Dünya Sağlık Örgütü (DSÖ) Genel Direktörü Tedros Adhanom Ghebreyesus’un açıklamaları geçen hafta yeniden gündemimize oturdu: "Yeni M çiçeği salgını kontrol altına alınabilir ve durdurulabilir." Peki, gerçekten öyle mi?
Tüm dünyayı etkileyen COVID-19 pandemisinin ardından, bu kez başka bir virüsle karşı karşıyayız. 2022'de başlayan küresel M çiçeği (mpox) salgını, hâlâ devam eden ve özellikle Afrika'da büyük bir tehdit oluşturan bir kriz. Yalnızca Kongo Demokratik Cumhuriyeti'nde 16 binden fazla şüpheli vaka ve 575 ölüm rapor edildi. Bulaşma hızla yayılıyor ve bu sadece Afrika'nın sorunu değil; İsveç’ten Tayland’a kadar farklı bölgelerde de vakalar bildirilmiş durumda.

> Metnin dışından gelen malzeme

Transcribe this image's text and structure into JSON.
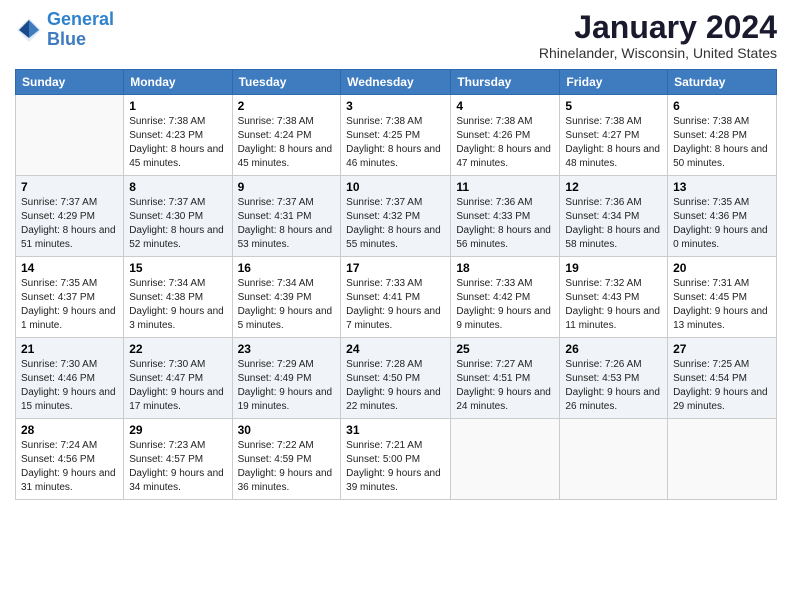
{
  "logo": {
    "line1": "General",
    "line2": "Blue"
  },
  "title": "January 2024",
  "location": "Rhinelander, Wisconsin, United States",
  "weekdays": [
    "Sunday",
    "Monday",
    "Tuesday",
    "Wednesday",
    "Thursday",
    "Friday",
    "Saturday"
  ],
  "weeks": [
    [
      {
        "day": "",
        "sunrise": "",
        "sunset": "",
        "daylight": ""
      },
      {
        "day": "1",
        "sunrise": "Sunrise: 7:38 AM",
        "sunset": "Sunset: 4:23 PM",
        "daylight": "Daylight: 8 hours and 45 minutes."
      },
      {
        "day": "2",
        "sunrise": "Sunrise: 7:38 AM",
        "sunset": "Sunset: 4:24 PM",
        "daylight": "Daylight: 8 hours and 45 minutes."
      },
      {
        "day": "3",
        "sunrise": "Sunrise: 7:38 AM",
        "sunset": "Sunset: 4:25 PM",
        "daylight": "Daylight: 8 hours and 46 minutes."
      },
      {
        "day": "4",
        "sunrise": "Sunrise: 7:38 AM",
        "sunset": "Sunset: 4:26 PM",
        "daylight": "Daylight: 8 hours and 47 minutes."
      },
      {
        "day": "5",
        "sunrise": "Sunrise: 7:38 AM",
        "sunset": "Sunset: 4:27 PM",
        "daylight": "Daylight: 8 hours and 48 minutes."
      },
      {
        "day": "6",
        "sunrise": "Sunrise: 7:38 AM",
        "sunset": "Sunset: 4:28 PM",
        "daylight": "Daylight: 8 hours and 50 minutes."
      }
    ],
    [
      {
        "day": "7",
        "sunrise": "Sunrise: 7:37 AM",
        "sunset": "Sunset: 4:29 PM",
        "daylight": "Daylight: 8 hours and 51 minutes."
      },
      {
        "day": "8",
        "sunrise": "Sunrise: 7:37 AM",
        "sunset": "Sunset: 4:30 PM",
        "daylight": "Daylight: 8 hours and 52 minutes."
      },
      {
        "day": "9",
        "sunrise": "Sunrise: 7:37 AM",
        "sunset": "Sunset: 4:31 PM",
        "daylight": "Daylight: 8 hours and 53 minutes."
      },
      {
        "day": "10",
        "sunrise": "Sunrise: 7:37 AM",
        "sunset": "Sunset: 4:32 PM",
        "daylight": "Daylight: 8 hours and 55 minutes."
      },
      {
        "day": "11",
        "sunrise": "Sunrise: 7:36 AM",
        "sunset": "Sunset: 4:33 PM",
        "daylight": "Daylight: 8 hours and 56 minutes."
      },
      {
        "day": "12",
        "sunrise": "Sunrise: 7:36 AM",
        "sunset": "Sunset: 4:34 PM",
        "daylight": "Daylight: 8 hours and 58 minutes."
      },
      {
        "day": "13",
        "sunrise": "Sunrise: 7:35 AM",
        "sunset": "Sunset: 4:36 PM",
        "daylight": "Daylight: 9 hours and 0 minutes."
      }
    ],
    [
      {
        "day": "14",
        "sunrise": "Sunrise: 7:35 AM",
        "sunset": "Sunset: 4:37 PM",
        "daylight": "Daylight: 9 hours and 1 minute."
      },
      {
        "day": "15",
        "sunrise": "Sunrise: 7:34 AM",
        "sunset": "Sunset: 4:38 PM",
        "daylight": "Daylight: 9 hours and 3 minutes."
      },
      {
        "day": "16",
        "sunrise": "Sunrise: 7:34 AM",
        "sunset": "Sunset: 4:39 PM",
        "daylight": "Daylight: 9 hours and 5 minutes."
      },
      {
        "day": "17",
        "sunrise": "Sunrise: 7:33 AM",
        "sunset": "Sunset: 4:41 PM",
        "daylight": "Daylight: 9 hours and 7 minutes."
      },
      {
        "day": "18",
        "sunrise": "Sunrise: 7:33 AM",
        "sunset": "Sunset: 4:42 PM",
        "daylight": "Daylight: 9 hours and 9 minutes."
      },
      {
        "day": "19",
        "sunrise": "Sunrise: 7:32 AM",
        "sunset": "Sunset: 4:43 PM",
        "daylight": "Daylight: 9 hours and 11 minutes."
      },
      {
        "day": "20",
        "sunrise": "Sunrise: 7:31 AM",
        "sunset": "Sunset: 4:45 PM",
        "daylight": "Daylight: 9 hours and 13 minutes."
      }
    ],
    [
      {
        "day": "21",
        "sunrise": "Sunrise: 7:30 AM",
        "sunset": "Sunset: 4:46 PM",
        "daylight": "Daylight: 9 hours and 15 minutes."
      },
      {
        "day": "22",
        "sunrise": "Sunrise: 7:30 AM",
        "sunset": "Sunset: 4:47 PM",
        "daylight": "Daylight: 9 hours and 17 minutes."
      },
      {
        "day": "23",
        "sunrise": "Sunrise: 7:29 AM",
        "sunset": "Sunset: 4:49 PM",
        "daylight": "Daylight: 9 hours and 19 minutes."
      },
      {
        "day": "24",
        "sunrise": "Sunrise: 7:28 AM",
        "sunset": "Sunset: 4:50 PM",
        "daylight": "Daylight: 9 hours and 22 minutes."
      },
      {
        "day": "25",
        "sunrise": "Sunrise: 7:27 AM",
        "sunset": "Sunset: 4:51 PM",
        "daylight": "Daylight: 9 hours and 24 minutes."
      },
      {
        "day": "26",
        "sunrise": "Sunrise: 7:26 AM",
        "sunset": "Sunset: 4:53 PM",
        "daylight": "Daylight: 9 hours and 26 minutes."
      },
      {
        "day": "27",
        "sunrise": "Sunrise: 7:25 AM",
        "sunset": "Sunset: 4:54 PM",
        "daylight": "Daylight: 9 hours and 29 minutes."
      }
    ],
    [
      {
        "day": "28",
        "sunrise": "Sunrise: 7:24 AM",
        "sunset": "Sunset: 4:56 PM",
        "daylight": "Daylight: 9 hours and 31 minutes."
      },
      {
        "day": "29",
        "sunrise": "Sunrise: 7:23 AM",
        "sunset": "Sunset: 4:57 PM",
        "daylight": "Daylight: 9 hours and 34 minutes."
      },
      {
        "day": "30",
        "sunrise": "Sunrise: 7:22 AM",
        "sunset": "Sunset: 4:59 PM",
        "daylight": "Daylight: 9 hours and 36 minutes."
      },
      {
        "day": "31",
        "sunrise": "Sunrise: 7:21 AM",
        "sunset": "Sunset: 5:00 PM",
        "daylight": "Daylight: 9 hours and 39 minutes."
      },
      {
        "day": "",
        "sunrise": "",
        "sunset": "",
        "daylight": ""
      },
      {
        "day": "",
        "sunrise": "",
        "sunset": "",
        "daylight": ""
      },
      {
        "day": "",
        "sunrise": "",
        "sunset": "",
        "daylight": ""
      }
    ]
  ]
}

Peki, bu virüs neden bu kadar tehlikeli ve DSÖ'nün hazırladığı "Küresel M çiçeği Stratejik Hazırlık ve Müdahale Planı" gerçekten bu salgını durdurabilecek mi?
M çiçeği: Bilinmeyen bir tehlike mi?
M çiçeği, kökeni hayvanlara dayanan zoonotik bir virüs. Kemirgenler (fareler ve sincaplar gibi) ya da enfekte olmuş bireylerle doğrudan temas sonucu insana bulaşıyor. En yaygın bulaşma şekli ise enfekte kişilerin vücut sıvıları veya döküntüleriyle temas etmek. Üstelik, bu döküntülerin bulaştığı giysi, havlu ya da çarşaf gibi eşyalar da virüsü taşımaya devam ediyor. COVID-19’dan öğrendiğimiz gibi, temas yoluyla yayılan virüslerin kontrolü zor. Ancak M çiçeği, bu bulaşma yollarıyla sınırlı kalmıyor; enfekte bireylerin vücut sıvılarıyla ya da döküntülerle temas da ciddi bir risk oluşturuyor.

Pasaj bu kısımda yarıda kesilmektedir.